According to the expert physicians at DeHaven, the pains of CVS can be alleviated or even prevented through a few simple measures. First, patients should have an eye exam to make sure they are not experiencing a more serious problem. Following the exam, lower wattage should be used for lighting in workspaces and curtains and blinds should be kept closed to avoid glares. Also, it is important to adjust the brightness of your monitor. For example, if a blank, on-screen document acts as a light source, it is too bright, and if it appears gray, it is too dim.
DeHaven Eye Clinic is dedicated to offering the best vision care through a variety of treatments and procedures. DeHaven Eye Clinic is dedicated to East Texans. They have locations in Tyler, Longview, Jacksonville and Mineola.
Tips for Reducing Eyestrain
While computer-related eye problems are unpleasant, there are certain steps you can take to help alleviate them:
Remember to Blink
A common complaint among computer users is dry, irritated eyes. While staring at a monitor, you tend to blink less. When you don't blink enough, there is insufficient tear flow to the eyes. The best remedy is to make a conscious effort to blink more often. Write yourself a reminder and post it to your computer if necessary.
Take a Break
Give your eyes a break by looking away from the screen several times an hour. Take a minute to look at things at varying distances from your computer, like a picture on the wall, or something outside a window. Your eyes will have the opportunity to refocus and refresh.
Position Is Everything
Position your monitor 18 to 30 inches from your eyes, directly in front of you and not off to one side. This goes for your keyboard, too. Your eyes won't have to focus at different distances, which may cause fatigue, and your neck won't strain. Make sure your monitor is neither too high nor too low. The top of your screen should be at eye level or below so that you look slightly down at your work. If the monitor is too high, your eye muscles will work harder, and neck tension may result. Reference and reading materials should be placed beside your monitor at the same level, angle and distance. This prevents your eyes from constantly readjusting.

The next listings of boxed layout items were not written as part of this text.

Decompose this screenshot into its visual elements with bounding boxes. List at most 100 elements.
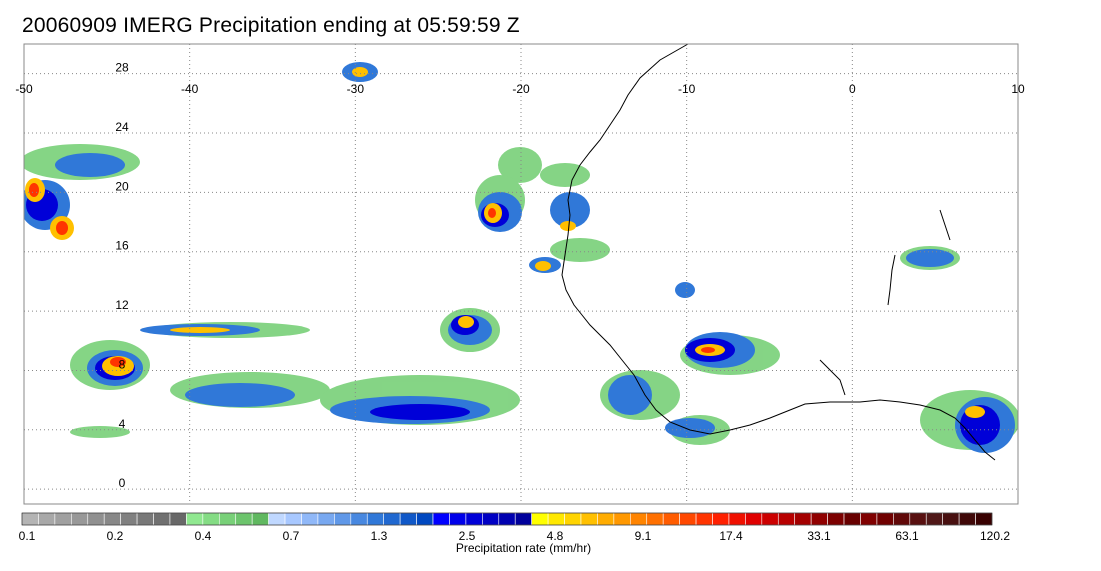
colorbar-cell (350, 512, 368, 526)
colorbar-cell (679, 512, 697, 526)
colorbar-tick-label: 0.2 (107, 529, 124, 543)
colorbar-cell (120, 512, 138, 526)
colorbar-cell (827, 512, 845, 526)
colorbar-cell (317, 512, 335, 526)
colorbar-cell (909, 512, 927, 526)
map-frame (23, 43, 1019, 505)
colorbar-cell (465, 512, 483, 526)
colorbar-cell (728, 512, 746, 526)
colorbar-cell (860, 512, 878, 526)
colorbar-tick-label: 63.1 (895, 529, 919, 543)
lon-tick-label: -20 (512, 82, 530, 96)
colorbar-cell (301, 512, 319, 526)
colorbar-frame (21, 512, 993, 526)
lat-tick-label: 28 (115, 61, 129, 75)
colorbar-cell (843, 512, 861, 526)
colorbar-cell (366, 512, 384, 526)
lat-tick-label: 16 (115, 239, 129, 253)
colorbar-tick-label: 9.1 (635, 529, 652, 543)
colorbar-cell (777, 512, 796, 526)
lon-tick-label: -30 (347, 82, 365, 96)
colorbar-cells (21, 512, 993, 526)
lon-tick-label: 10 (1011, 82, 1025, 96)
colorbar-cell (498, 512, 516, 526)
colorbar-cell (87, 512, 105, 526)
colorbar-cell (646, 512, 664, 526)
precip-field (24, 62, 1018, 453)
colorbar-cell (334, 512, 352, 526)
colorbar-cell (942, 512, 960, 526)
lon-grid-lines (189, 44, 853, 504)
colorbar-cell (136, 512, 154, 526)
colorbar-cell (613, 512, 631, 526)
lat-tick-label: 20 (115, 179, 129, 193)
lat-tick-labels: 28 24 20 16 12 8 4 0 (115, 61, 129, 490)
colorbar-tick-label: 2.5 (459, 529, 476, 543)
colorbar-cell (958, 512, 976, 526)
lat-tick-label: 24 (115, 120, 129, 134)
colorbar-tick-labels: 0.1 0.2 0.4 0.7 1.3 2.5 4.8 9.1 17.4 33.1 63.1 120.… (19, 529, 1011, 543)
lat-tick-label: 4 (119, 417, 126, 431)
lat-tick-label: 0 (119, 476, 126, 490)
colorbar-cell (71, 512, 89, 526)
colorbar-cell (416, 512, 434, 526)
colorbar-cell (21, 512, 39, 526)
colorbar-cell (38, 512, 56, 526)
colorbar-tick-label: 120.2 (980, 529, 1010, 543)
colorbar-cell (54, 512, 72, 526)
colorbar-cell (218, 512, 237, 526)
coastline (561, 43, 996, 461)
colorbar-cell (268, 512, 286, 526)
colorbar-cell (662, 512, 680, 526)
lon-tick-labels: -50 -40 -30 -20 -10 0 10 (15, 82, 1025, 96)
colorbar-cell (514, 512, 532, 526)
map-title: 20060909 IMERG Precipitation ending at 0… (22, 14, 520, 37)
lat-tick-label: 8 (119, 357, 126, 371)
colorbar-cell (925, 512, 943, 526)
colorbar-tick-label: 0.4 (195, 529, 212, 543)
colorbar-tick-label: 1.3 (371, 529, 388, 543)
colorbar-tick-label: 0.1 (19, 529, 36, 543)
colorbar-cell (169, 512, 187, 526)
colorbar-cell (531, 512, 549, 526)
colorbar-cell (399, 512, 417, 526)
colorbar-cell (810, 512, 828, 526)
colorbar-cell (482, 512, 500, 526)
colorbar-tick-label: 17.4 (719, 529, 743, 543)
colorbar-cell (284, 512, 302, 526)
colorbar-cell (235, 512, 253, 526)
colorbar-cell (630, 512, 648, 526)
colorbar-label: Precipitation rate (mm/hr) (455, 541, 592, 555)
colorbar-cell (251, 512, 269, 526)
lat-grid-lines (24, 73, 1018, 490)
colorbar-cell (876, 512, 894, 526)
colorbar-cell (153, 512, 171, 526)
colorbar-cell (547, 512, 565, 526)
colorbar-cell (893, 512, 911, 526)
colorbar-cell (712, 512, 730, 526)
colorbar-cell (745, 512, 763, 526)
colorbar-cell (432, 512, 450, 526)
lat-tick-label: 12 (115, 298, 129, 312)
colorbar-tick-label: 4.8 (547, 529, 564, 543)
colorbar-cell (449, 512, 467, 526)
colorbar-cell (761, 512, 779, 526)
colorbar-cell (794, 512, 812, 526)
colorbar-cell (383, 512, 401, 526)
lon-tick-label: -50 (15, 82, 33, 96)
colorbar-cell (597, 512, 615, 526)
colorbar-tick-label: 0.7 (283, 529, 300, 543)
colorbar-tick-label: 33.1 (807, 529, 831, 543)
colorbar-cell (580, 512, 598, 526)
lon-tick-label: 0 (849, 82, 856, 96)
lon-tick-label: -10 (678, 82, 696, 96)
colorbar-cell (975, 512, 993, 526)
colorbar-cell (695, 512, 713, 526)
lon-tick-label: -40 (181, 82, 199, 96)
colorbar-cell (103, 512, 121, 526)
colorbar-cell (202, 512, 220, 526)
colorbar-cell (186, 512, 204, 526)
colorbar-cell (564, 512, 582, 526)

Office lighting and sunlight can cause excessive glare on your monitor screen and tire your eyes. Position your monitor so that windows and lights are on either side of the monitor instead of in front of or behind it. Adjust window shades to reduce sunlight and turn off bright lights, or reduce the wattage in the light bulbs. Glare-reduction screens are available at most office supply stores; however, be sure they are not too dim, which can also be a source of eyestrain.
If you already wear glasses or contact lenses, make sure you have the right prescription for computer use. Most glasses and contacts are designed for either near- or far-sightedness. Computer use, however, falls into the intermediate zone and therefore may require glasses or contact lenses designed specifically for this use. If you don't already have glasses or contact lenses, consider having your eyes checked by a professional.